Ces magistrats ont rendu compte des plaidoiries dans le délibéré de la Cour, composée de :
Madame Nathalie NEHER-SCHRAUB, présidente
Madame Claudette NICOLÉTIS, conseillère
Madame Line TARDIF, conseillère
Greffier, lors des débats : Madame Nadine ARRIGONI
ARRÊT : RÉPUTÉ CONTRADICTOIRE
- prononcé par mise à disposition de l'arrêt au greffe de la Cour, les parties en ayant été préalablement avisées dans les conditions prévues au deuxième alinéa de l'article 450 du code de procédure civile.
- signé par Madame Nathalie NEHER-SCHRAUB, présidente et par Madame Nadine ARRIGONI, greffière.
° ° °
Le 28 novembre 1992, à [Localité 2] dans l'Allier, M. [F] [C] a perdu le contrôle de son véhicule qui transportait 7 passagers, dont M. [A] [Z] [L], M. [X] [G] [J] et M. [H] [I] [N].
M. [A] [L] est décédé dans cet accident, laissant son épouse Mme [D] [L] et ses trois enfants mineurs, [A] [U] [L] , [V] [L] et [R] [L].
Messieurs [G] [J] et [I] [N] ont été gravement blessés. M. [G] [J] est aujourd'hui décédé.
Ces deux victimes, qui résidaient et travaillaient en Suisse, ont perçu des prestations de la CAISSE NATIONALE SUISSE D'ASSURANCE EN CAS D'ACCIDENT (SUVA), organisme de sécurité sociale.
Par courrier du 18 décembre 1992, adressé à M. [C], la société COMPANHIA DE SEGUROS FIDELIDADE, assureur de M. [C], refusait sa garantie. Par courrier du 29 juillet 1993, la société GESA ASSISTANCE confirmait au BUREAU CENTRAL FRANÇAIS (BCF) que la société FIDELIDADE refusait sa garantie en invoquant la nullité du contrat pour fausse déclaration.
Le 13 novembre 1995, la SUVA a assigné la société BONANCA, assureur supposé de M. [C], devant le tribunal civil de Lisbonne pour obtenir remboursement des indemnités versées à MM. [G] [J] et [I] [N].

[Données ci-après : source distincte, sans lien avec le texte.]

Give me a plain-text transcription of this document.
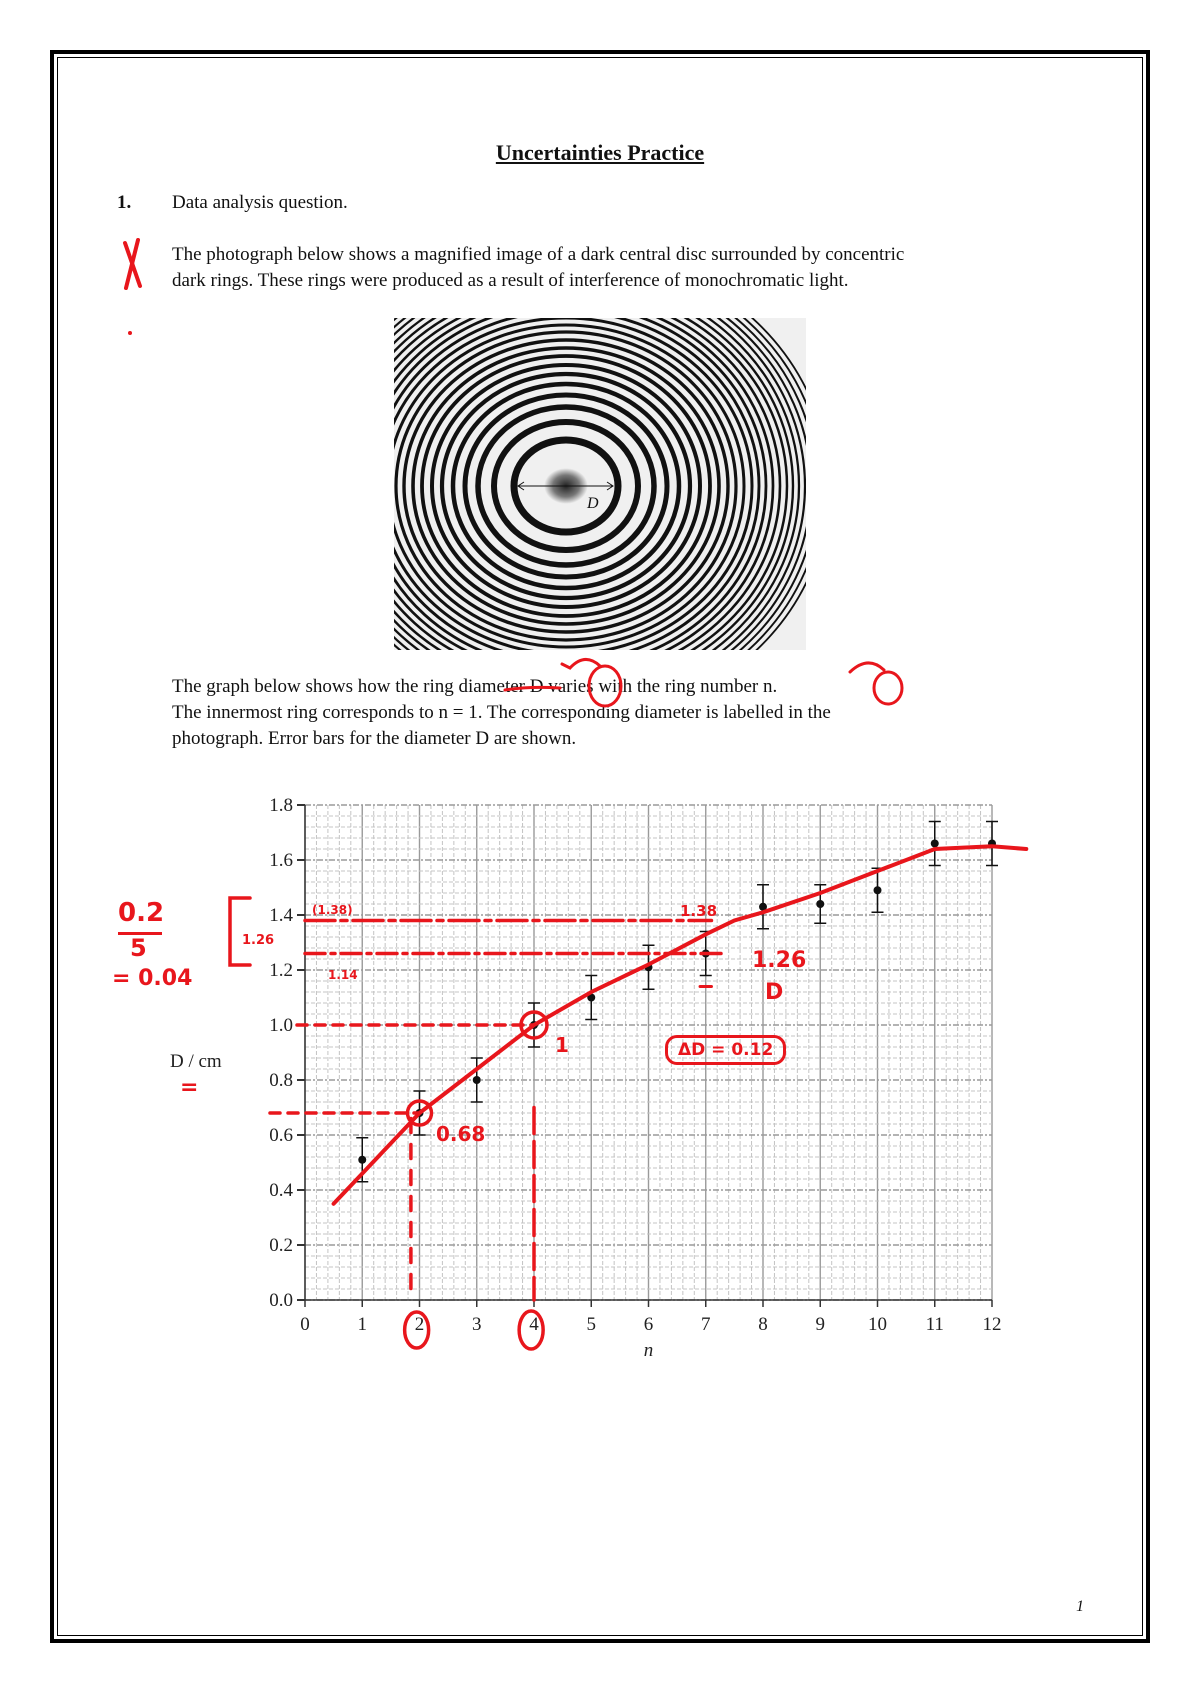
Uncertainties Practice
1. Data analysis question.
The photograph below shows a magnified image of a dark central disc surrounded by concentric
dark rings. These rings were produced as a result of interference of monochromatic light.
D
The graph below shows how the ring diameter D varies with the ring number n.
The innermost ring corresponds to n = 1. The corresponding diameter is labelled in the
photograph. Error bars for the diameter D are shown.
0	1	2	3	4	5	6	7	8	9 10 11 12
0.0
0.2
0.4
0.6
0.8
1.0
1.2
1.4
1.6
1.8
n
D / cm
0.2
5
= 0.04
1.26
(1.38)
1.14
1.38
1.26
D
0.68
1	ΔD = 0.12
=
1
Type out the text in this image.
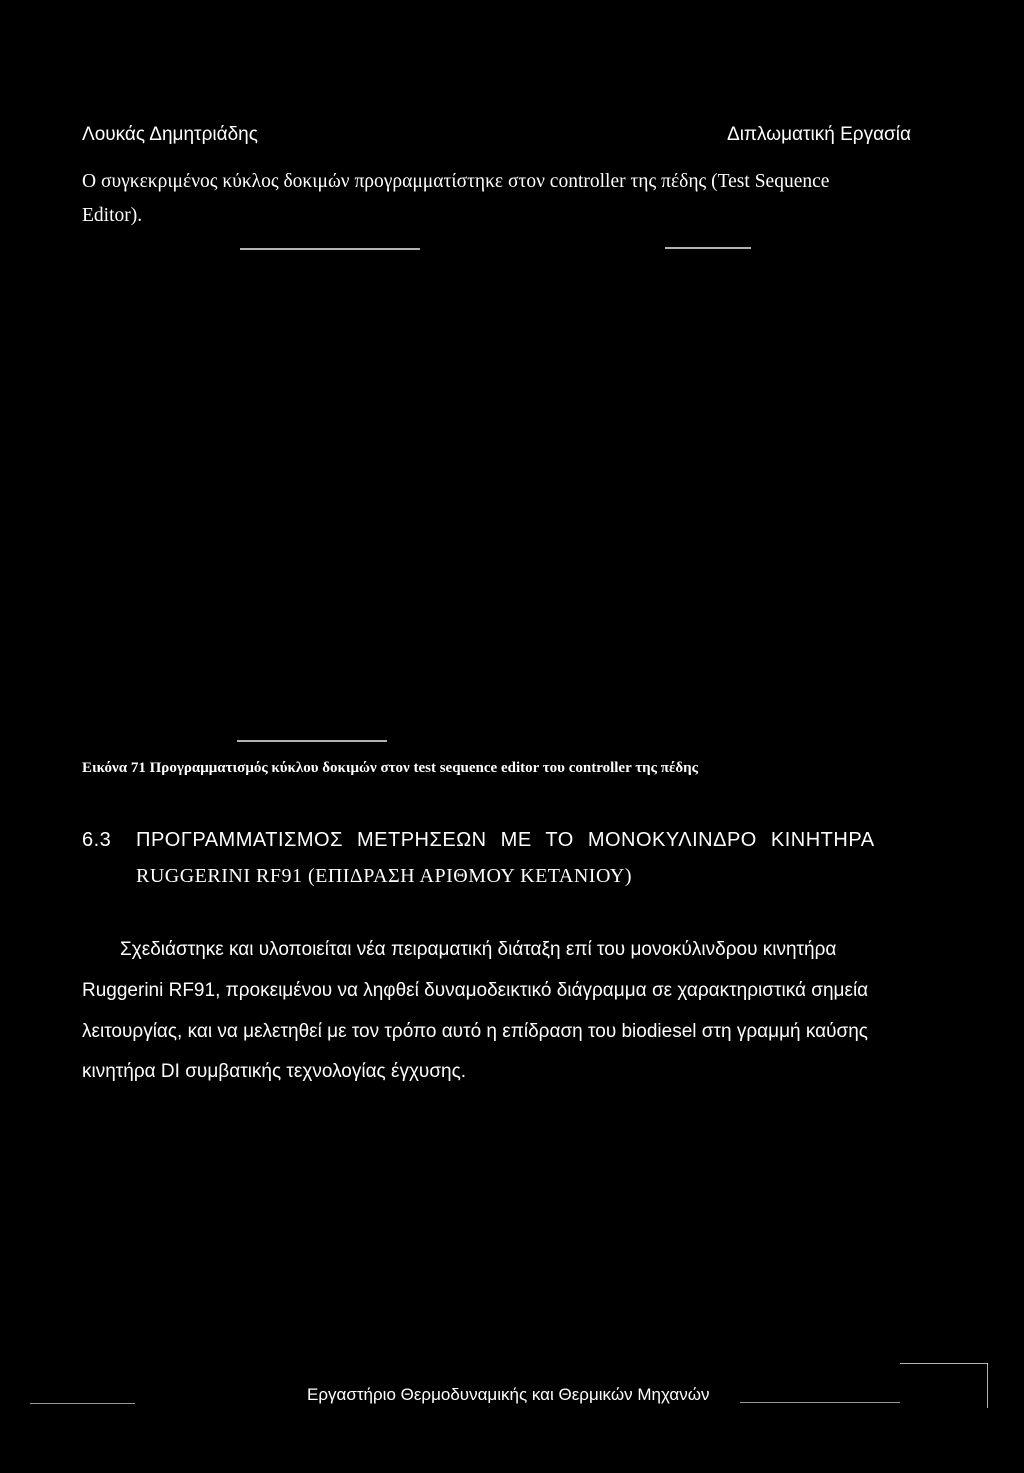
Λουκάς Δημητριάδης	Διπλωματική Εργασία
Ο συγκεκριμένος κύκλος δοκιμών προγραμματίστηκε στον controller της πέδης (Test Sequence
Editor).
Εικόνα 71 Προγραμματισμός κύκλου δοκιμών στον test sequence editor του controller της πέδης
6.3 ΠΡΟΓΡΑΜΜΑΤΙΣΜΟΣ ΜΕΤΡΗΣΕΩΝ ΜΕ ΤΟ ΜΟΝΟΚΥΛΙΝΔΡΟ ΚΙΝΗΤΗΡΑ
RUGGERINI RF91 (ΕΠΙΔΡΑΣΗ ΑΡΙΘΜΟΥ ΚΕΤΑΝΙΟΥ)
Σχεδιάστηκε και υλοποιείται νέα πειραματική διάταξη επί του μονοκύλινδρου κινητήρα
Ruggerini RF91, προκειμένου να ληφθεί δυναμοδεικτικό διάγραμμα σε χαρακτηριστικά σημεία
λειτουργίας, και να μελετηθεί με τον τρόπο αυτό η επίδραση του biodiesel στη γραμμή καύσης
κινητήρα DI συμβατικής τεχνολογίας έγχυσης.
Εργαστήριο Θερμοδυναμικής και Θερμικών Μηχανών
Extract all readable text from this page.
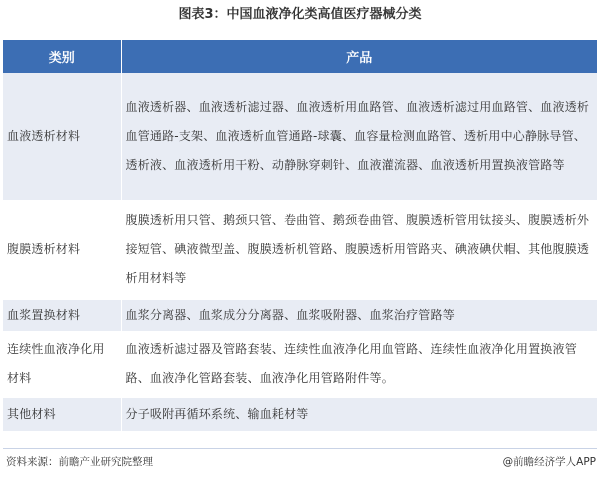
图表3：中国血液净化类高值医疗器械分类
类别	产品
血液透析材料	血液透析器、血液透析滤过器、血液透析用血路管、血液透析滤过用血路管、血液透析血管通路-支架、血液透析血管通路-球囊、血容量检测血路管、透析用中心静脉导管、透析液、血液透析用干粉、动静脉穿刺针、血液灌流器、血液透析用置换液管路等
腹膜透析材料	腹膜透析用只管、鹅颈只管、卷曲管、鹅颈卷曲管、腹膜透析管用钛接头、腹膜透析外接短管、碘液微型盖、腹膜透析机管路、腹膜透析用管路夹、碘液碘伏帽、其他腹膜透析用材料等
血浆置换材料	血浆分离器、血浆成分分离器、血浆吸附器、血浆治疗管路等
连续性血液净化用材料	血液透析滤过器及管路套装、连续性血液净化用血管路、连续性血液净化用置换液管路、血液净化管路套装、血液净化用管路附件等。
其他材料	分子吸附再循环系统、输血耗材等
资料来源：前瞻产业研究院整理	@前瞻经济学人APP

Par actes des 2 et 16 août 1995, les héritiers de M. [L] ont assigné en indemnisation M. [C] et le BCF devant le tribunal de grande instance de Montluçon.
Par arrêt partiellement infirmatif du 17 mars 1998, la cour d'appel de Riom a :
- condamné M. [C] et le BCF. à verser :
* à Mme [D] [L] la somme de 80,000 Francs en réparation de son préjudice moral, ainsi que la somme de 24.524,70 Francs en réparation de son préjudice matériel,
* à chacun des enfants de M. [L] la somme de 40.000 Francs en réparation de leur préjudice moral,
* aux consorts [L], la somme de 15 000 Francs sur le fondement de l'article 700 du code de procédure civile,
- dit que ces sommes sont accordées dans la limite de la contre valeur en francs français de la somme de 60 millions d'escudos correspondant au maximum de l'indemnisation allouée aux passagers de véhicules assurant un transport en commun de personnes, et que l'éventuel dépassement donnera lieu à une répartition au marc le franc.
- condamné M. [C] et le BCF aux dépens de première instance et d'appel.
Par acte d'huissier du 23 août 1999, la SUVA a assigné devant le tribunal de grande instance de Paris le BCF, les consorts [L] et M. [C] en remboursement des indemnités versées à MM. [G] [J] et [I] [N]. Par acte du 16 mars 2000, la SUVA a fait intervenir à l'instance MM. [G] [J] et [I] [N].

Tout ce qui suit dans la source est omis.